A transmitting station releases waves of wavelength 960 m. A capacitor of 2.56 $$\mu$$F is used in the resonant circuit. The self-inductance of coil necessary for resonance is $$x \times 10^{-8}$$ H. Find $$x$$.

The transmitting station releases waves of wavelength $$\lambda = 960\,\text{m}$$. The frequency of the wave is $$f = \frac{c}{\lambda} = \frac{3 \times 10^8}{960}\,\text{Hz}$$.
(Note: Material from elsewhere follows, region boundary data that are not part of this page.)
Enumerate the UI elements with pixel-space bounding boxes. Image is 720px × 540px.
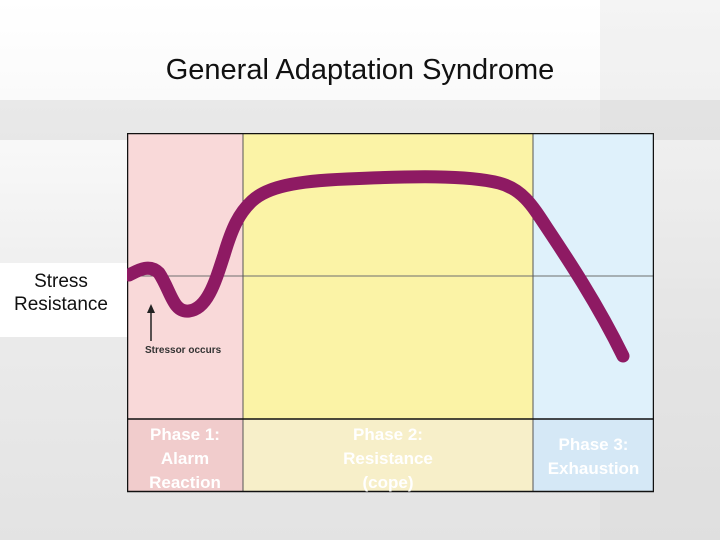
phase-2-label-line: Phase 2: [353, 425, 423, 444]
phase-1-label-line: Alarm [160, 449, 210, 468]
phase-2-label: Phase 2: Resistance (cope) [243, 423, 533, 495]
phase-3-label-line: Exhaustion [547, 459, 640, 478]
phase-2-label-line: (cope) [362, 473, 414, 492]
y-axis-label-box [0, 263, 127, 337]
diagram-title: General Adaptation Syndrome [165, 54, 555, 86]
phase-1-label-line: Reaction [149, 473, 221, 492]
phase-1-label-line: Phase 1: [150, 425, 220, 444]
phase-3-label: Phase 3: Exhaustion [533, 433, 654, 481]
resistance-curve [127, 170, 630, 363]
y-axis-label: Stress Resistance [0, 270, 122, 316]
y-axis-label-line-2: Resistance [14, 294, 108, 315]
chart-border [127, 133, 654, 493]
phase-1-label-box [127, 419, 243, 492]
stressor-annotation: Stressor occurs [145, 345, 222, 356]
phase-3-label-box [533, 419, 654, 492]
y-axis-label-line-1: Stress [34, 271, 88, 292]
phase-3-label-line: Phase 3: [558, 435, 629, 454]
gas-chart: Stressor occurs [127, 133, 654, 493]
phase-1-label: Phase 1: Alarm Reaction [127, 423, 243, 495]
phase-2-label-box [243, 419, 533, 492]
stressor-arrowhead [147, 304, 155, 313]
phase-2-label-line: Resistance [343, 449, 433, 468]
For a resonant circuit, the resonant frequency is $$f = \frac{1}{2\pi\sqrt{LC}}$$. At resonance, this must equal the frequency of the transmitted wave.

Therefore: $$\frac{c}{\lambda} = \frac{1}{2\pi\sqrt{LC}}$$, which gives $$\sqrt{LC} = \frac{\lambda}{2\pi c}$$.

Squaring both sides: $$LC = \frac{\lambda^2}{4\pi^2 c^2}$$.

Solving for $$L$$: $$L = \frac{\lambda^2}{4\pi^2 c^2 C}$$.

Substituting $$\lambda = 960\,\text{m}$$, $$c = 3 \times 10^8\,\text{m/s}$$, and $$C = 2.56 \times 10^{-6}\,\text{F}$$:

$$L = \frac{(960)^2}{4\pi^2 \times (3 \times 10^8)^2 \times 2.56 \times 10^{-6}}$$

Computing the numerator: $$960^2 = 921600$$. Computing the denominator: $$4\pi^2 \approx 39.478$$, $$(3 \times 10^8)^2 = 9 \times 10^{16}$$. So the denominator is $$39.478 \times 9 \times 10^{16} \times 2.56 \times 10^{-6} = 39.478 \times 23.04 \times 10^{10} \approx 9.096 \times 10^{12}$$.

Therefore: $$L = \frac{921600}{9.096 \times 10^{12}} \approx 1.013 \times 10^{-7}\,\text{H} \approx 10 \times 10^{-8}\,\text{H}$$.

Comparing with $$x \times 10^{-8}$$ H, we get $$x = 10$$.